Auf der Straße von Brand nach Schattenlagant, die im Zuge des Kraftwerksbaues am Lünersee durch die Vorarlberger Illwerke in den Jahren 1954 bis 1958 erbaut wurde, erreichen wir die Talstation der Lünersee Bahn. Angesichts der schon wärmeren Tagestemperaturen nutzen wir die Aufstiegshilfe und folgen nicht dem „Bösen Tritt“, einem Steig zum Lünersee, welcher 1870 angelegt wurde.

Bei Erreichen der Bergstation an der Douglasshütte eröffnet sich ein grandioser Blick auf die Bergwelt der Schesaplana nahe der Grenze zwischen West- und Ostalpen. In den ersten Jahren der Douglasshütte war es durchaus üblich, dass der Hüttenwirt Gäste mit einem Kahn über den Lünersee transportierte. Jahre später wurde diese Fortbewegungsmöglichkeit jedoch eingestellt. Der Lünersee ist der größte natürliche Gebirgssee in den Ostalpen. Im Jahr 1925 wurde der See zu Abdichtungsarbeiten am natürlichen Seebord um 50 Meter abgesenkt. Am Grunde des Sees fand man Hirschgeweihe, die auf einen Klimawandel schließen lassen. Geldmangel verzögerten den Baubeginn für das Lünerseewerk. Erst mit einem Millionen-Dollar-Kredit der Weltbank konnte dieser 1954 gebaut werden.

Entlang des Lünersees gelangen wir gemütlichen Schrittes zur gleichnamigen Alpe, bevor kurz danach der Fußweg in südliche Richtung auf das Gafalljoch, der Schweizer Grenze entgegen, ansteigt (Grenzstein Nr. 3). Der Bludenzer Vogteiverwalter David von Pappus berichtete bereits 1608, dass der Pass „aintausent schritt brait“ sei, sodass er für die Prättigauer, wie ihr Vieh, aber auch für die beladenen Rosse begehbar sei. Darüber hinaus wurde dieser Übergang noch bis zur Mitte des vorigen Jahrhunderts regelmäßig und gerne für Warenschmuggel genützt.

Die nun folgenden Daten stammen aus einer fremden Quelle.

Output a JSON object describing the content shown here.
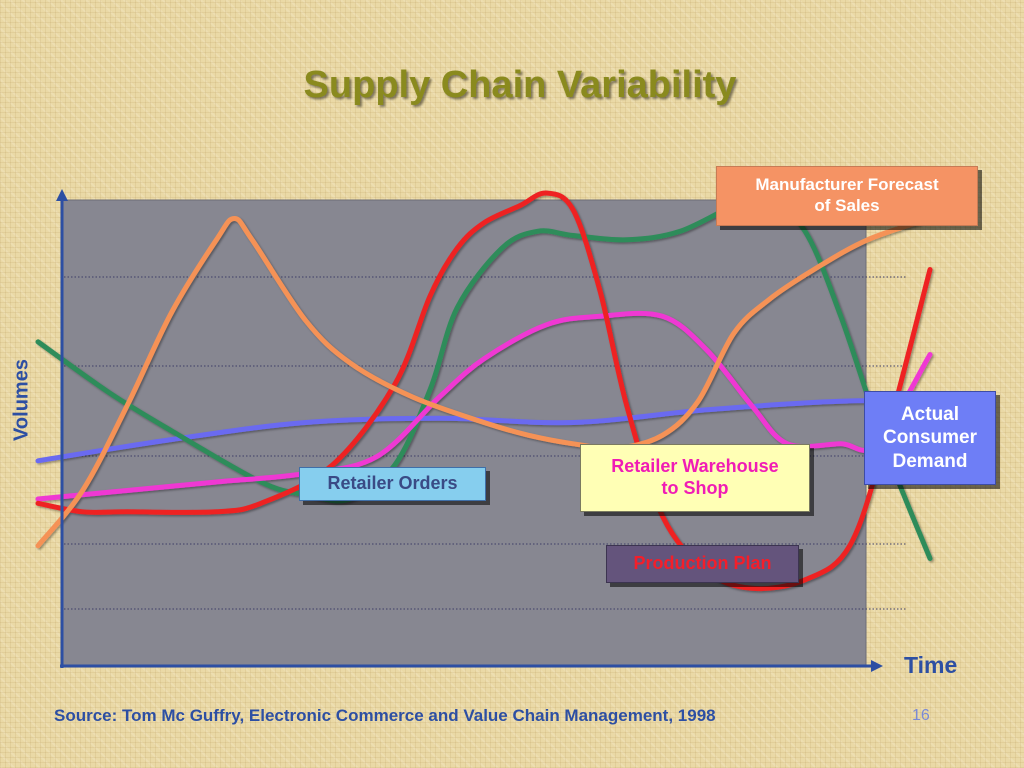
{
  "title": "Supply Chain Variability",
  "source": "Source: Tom Mc Guffry, Electronic Commerce and Value Chain Management, 1998",
  "slide_number": "16",
  "colors": {
    "plot_background": "#878791",
    "axis": "#2d4fa3",
    "title": "#8a8a1e"
  },
  "chart_data": {
    "type": "line",
    "title": "Supply Chain Variability",
    "xlabel": "Time",
    "ylabel": "Volumes",
    "xlim": [
      0,
      100
    ],
    "ylim": [
      0,
      100
    ],
    "grid": "horizontal-dotted",
    "tick_labels": "none",
    "series": [
      {
        "name": "Actual Consumer Demand",
        "color": "#6b6bf0",
        "x": [
          0,
          15,
          30,
          45,
          60,
          75,
          90,
          100
        ],
        "y": [
          37,
          42,
          46,
          47,
          46,
          49,
          51,
          51
        ]
      },
      {
        "name": "Retailer Orders",
        "color": "#2d8c5a",
        "x": [
          0,
          8,
          15,
          25,
          30,
          35,
          40,
          44,
          47,
          52,
          56,
          60,
          66,
          72,
          79,
          82,
          86,
          90,
          95,
          100
        ],
        "y": [
          65,
          53,
          44,
          32,
          29,
          28,
          36,
          54,
          73,
          87,
          91,
          90,
          89,
          91,
          98,
          98,
          91,
          71,
          40,
          14
        ]
      },
      {
        "name": "Retailer Warehouse to Shop",
        "color": "#ef38d3",
        "x": [
          0,
          10,
          20,
          30,
          38,
          45,
          50,
          57,
          63,
          70,
          75,
          80,
          84,
          90,
          94,
          100
        ],
        "y": [
          28,
          30,
          32,
          34,
          38,
          52,
          61,
          69,
          71,
          71,
          63,
          50,
          41,
          41,
          41,
          62
        ]
      },
      {
        "name": "Production Plan",
        "color": "#ee2222",
        "x": [
          0,
          5,
          10,
          20,
          25,
          33,
          40,
          44,
          47,
          50,
          54,
          57,
          60,
          63,
          66,
          70,
          75,
          80,
          86,
          91,
          95,
          100
        ],
        "y": [
          27,
          25,
          25,
          25,
          27,
          36,
          55,
          76,
          87,
          93,
          97,
          100,
          96,
          77,
          50,
          24,
          11,
          7,
          9,
          17,
          42,
          82
        ]
      },
      {
        "name": "Manufacturer Forecast of Sales",
        "color": "#f59257",
        "x": [
          0,
          5,
          10,
          15,
          20,
          22,
          24,
          30,
          35,
          42,
          50,
          55,
          60,
          65,
          70,
          74,
          78,
          82,
          87,
          93,
          100
        ],
        "y": [
          17,
          30,
          50,
          72,
          89,
          94,
          89,
          70,
          60,
          52,
          46,
          43,
          41,
          40,
          43,
          51,
          67,
          75,
          82,
          89,
          94
        ]
      }
    ]
  },
  "labels": {
    "manufacturer_forecast": [
      "Manufacturer Forecast",
      "of Sales"
    ],
    "retailer_orders": "Retailer Orders",
    "retailer_warehouse": [
      "Retailer Warehouse",
      "to Shop"
    ],
    "production_plan": "Production Plan",
    "actual_demand": [
      "Actual",
      "Consumer",
      "Demand"
    ]
  }
}
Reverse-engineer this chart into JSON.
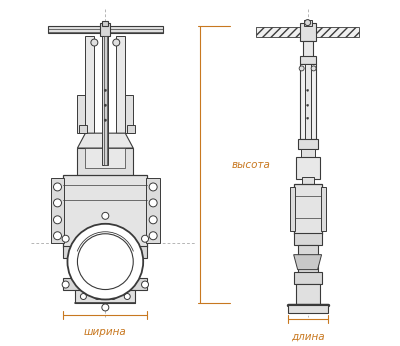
{
  "bg_color": "#ffffff",
  "line_color": "#3a3a3a",
  "dim_color": "#c87820",
  "text_color": "#333333",
  "label_vysota": "высота",
  "label_shirina": "ширина",
  "label_dlina": "длина",
  "fig_width": 4.0,
  "fig_height": 3.46,
  "dpi": 100
}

Der Schmuggel verschiedenster Waren bildete für Grenzbewohner immer schon ein willkommenes Nebeneinkommen. Im Rucksack wurden hauptsächlich Kaffee, Zucker, Salz und Tabakwaren, teilweise auch in größerem Umfang, über die Schweizer Grenze getragen. Meist wählte man schwierige, abseits gelegene Routen, um nicht den Zöllnern (Zollwache) in die Arme zu laufen. Ein umfangreicher Schmuggel flog um die Jahrhundertwende auf, als Waren von Brand über Bludenz bis nach Budweis verschoben worden waren.

Hart an der Grenze, die Kirchlispitzen im Rücken, beabsichtigen wir in unwegsamen Gelände über das Lüneregg zu den Kanzelköpfen und Grenzstein Nr. 1 zu gelangen. Angesichts des äußerst brüchigen Felsen klettern wir sehr vorsichtig, bis uns der erste Turm ein Weiterkommen versperrt. Da wir kein Seil mitführen, wollen wir das Wagnis ungesichert weiterzukommen nicht eingehen. So steigen wir über Fels und steile Wiesen auf Schweizer Gebiet ab und erreichen dem Normalweg folgend entlang der Grenze den Übergang bei den Gamsluggen auf 2.383 Meter. Über einen versicherten Steig würde man in weiterer Folge zur Totalphütte und auf dem Normalweg zum Gipfel der Schesaplana gelangen. Wir steigen jedoch dem Grenzverlauf entlang über die gut begehbaren Totalpköpfe. Über den Zentralalpen-weg wechseln wir auf der Südseite der „Schesa“ (Südwandsteig) kurz auf Schweizer Gebiet, um dann von der Westseite der Grenze entlang unser Tagesziel zu erreichen.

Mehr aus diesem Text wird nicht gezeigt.